Al Gore has a history of proclaiming gloom and doom with his views on climate change that are now considered nonsensical even by those who believe in global warming. Now, the former Vice President is taking his message of fear on the road again by making government health care his next moral crusade. Al Gore thinks everyone has a moral obligation to embrace every issue he supports. Over the weekend Gore remarked that "we have a moral duty to pass health care reform." Mr. Gore has simply lost all credibility with his wild end-of-the-world-as-we-know-it proclamations; consequently, any idea which Gore encourages people to support automatically becomes questionable. At some point one wonders whether our greatest moral obligation isn't combating the alleged threats of global warming or providing socialized medicine for all Americans, but in keeping Al Gore out of our political discourse.

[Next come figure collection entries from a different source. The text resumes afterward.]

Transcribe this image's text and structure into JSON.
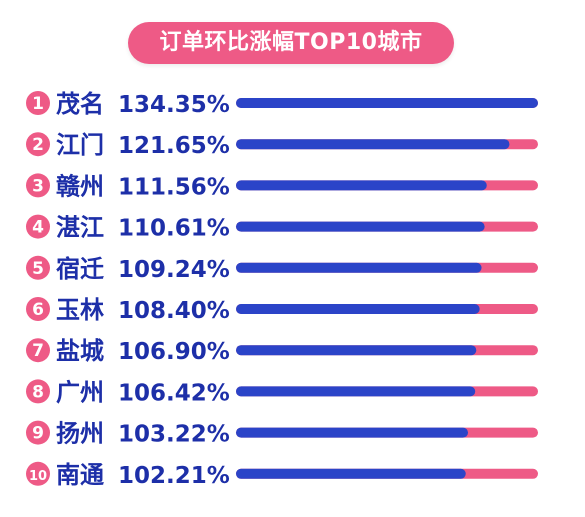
{
  "colors": {
    "title_bg": "#ee5a86",
    "rank_circle": "#ee5a86",
    "bar_fill": "#2b44c8",
    "bar_track": "#ee5a86",
    "text": "#1d2fa8"
  },
  "chart_data": {
    "type": "bar",
    "orientation": "horizontal",
    "title": "订单环比涨幅TOP10城市",
    "unit": "%",
    "xlim": [
      0,
      134.35
    ],
    "grid": false,
    "legend": "none",
    "ranks": [
      "1",
      "2",
      "3",
      "4",
      "5",
      "6",
      "7",
      "8",
      "9",
      "10"
    ],
    "categories": [
      "茂名",
      "江门",
      "赣州",
      "湛江",
      "宿迁",
      "玉林",
      "盐城",
      "广州",
      "扬州",
      "南通"
    ],
    "values": [
      134.35,
      121.65,
      111.56,
      110.61,
      109.24,
      108.4,
      106.9,
      106.42,
      103.22,
      102.21
    ],
    "value_labels": [
      "134.35%",
      "121.65%",
      "111.56%",
      "110.61%",
      "109.24%",
      "108.40%",
      "106.90%",
      "106.42%",
      "103.22%",
      "102.21%"
    ]
  }
}
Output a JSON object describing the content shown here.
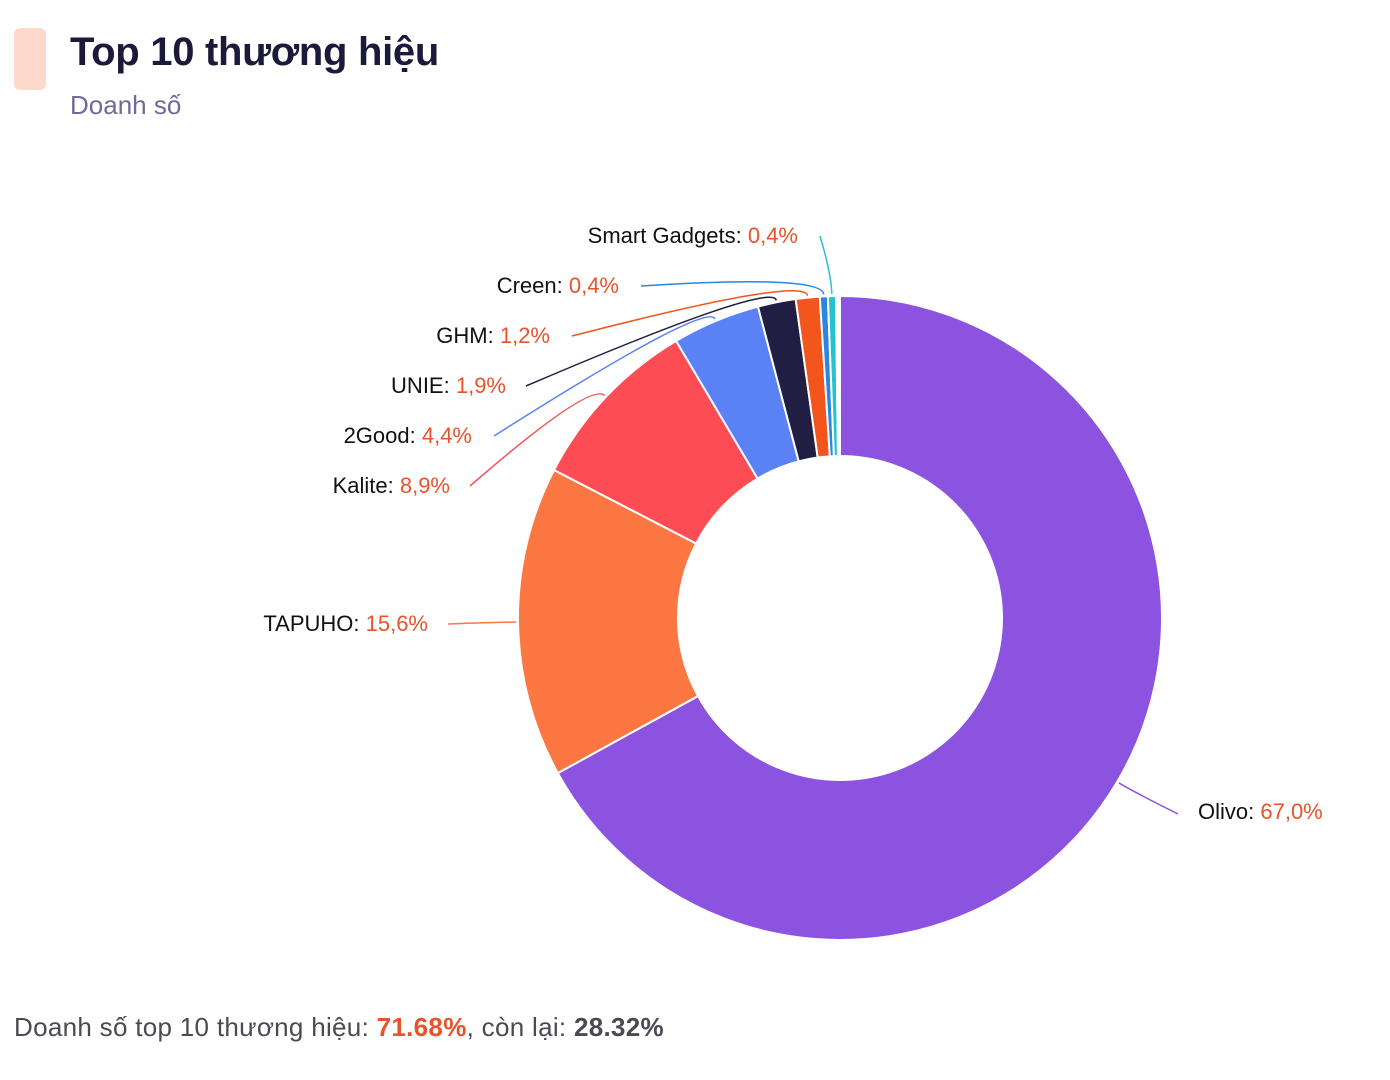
{
  "header": {
    "title": "Top 10 thương hiệu",
    "subtitle": "Doanh số"
  },
  "chart_data": {
    "type": "pie",
    "variant": "donut",
    "title": "Top 10 thương hiệu",
    "subtitle": "Doanh số",
    "slices": [
      {
        "label": "Olivo",
        "value": 67.0,
        "display": "67,0%",
        "color": "#8c53e0"
      },
      {
        "label": "TAPUHO",
        "value": 15.6,
        "display": "15,6%",
        "color": "#fd7743"
      },
      {
        "label": "Kalite",
        "value": 8.9,
        "display": "8,9%",
        "color": "#fd4c53"
      },
      {
        "label": "2Good",
        "value": 4.4,
        "display": "4,4%",
        "color": "#5b82f5"
      },
      {
        "label": "UNIE",
        "value": 1.9,
        "display": "1,9%",
        "color": "#211e43"
      },
      {
        "label": "GHM",
        "value": 1.2,
        "display": "1,2%",
        "color": "#f2561d"
      },
      {
        "label": "Creen",
        "value": 0.4,
        "display": "0,4%",
        "color": "#2a86e0"
      },
      {
        "label": "Smart Gadgets",
        "value": 0.4,
        "display": "0,4%",
        "color": "#27c1cf"
      },
      {
        "value": 0.1,
        "color": "#a8e6a0"
      },
      {
        "value": 0.1,
        "color": "#f7c948"
      }
    ],
    "label_value_color": "#e8532a",
    "label_name_color": "#111111",
    "legend": "none"
  },
  "footer": {
    "prefix": "Doanh số top 10 thương hiệu: ",
    "top10_value": "71.68%",
    "middle": ", còn lại: ",
    "rest_value": "28.32%",
    "highlight_color": "#e8532a"
  }
}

Reducing the availability of health care for senior citizens is not a moral obligation, but a moral disgrace. Rationing health care and forcing Americans to accept limited options for medical services is a moral outrage. Saddling our children with even more debt to support another progressive-socialist program is a moral insult to Americans who are already constrained by excessive taxation. Pushing a program through a Democratic Congress without providing an opportunity for discussion and debate is a moral indignation to our representative form of government. Instilling fear in ordinary citizens who are too busy working and raising families to read thousand-page bills is a moral offense to people who place trust in members of Congress to do the right thing. Advancing the agenda of progressivism not in the interest of public health but in an effort to further empower government to control our lives is a moral crime against our Constitution.
If America has a moral obligation to do anything about our health care system, it is to preserve the freedom of patients to choose insurers and doctors, to remove those barriers which prevent insurance companies from competing against one another, to support competitiveness in the marketplace, to lower costs by reducing government regulation, and to relieve the burden of taxation which is crippling middle-class Americans from purchasing health insurance. We have an obligation to ensure that every citizen has access to affordable, quality health care, but the government is not the best solution to solving this problem and we should not look to the government to repair a system which currently provides the vast majority of Americans with the world's best medical care.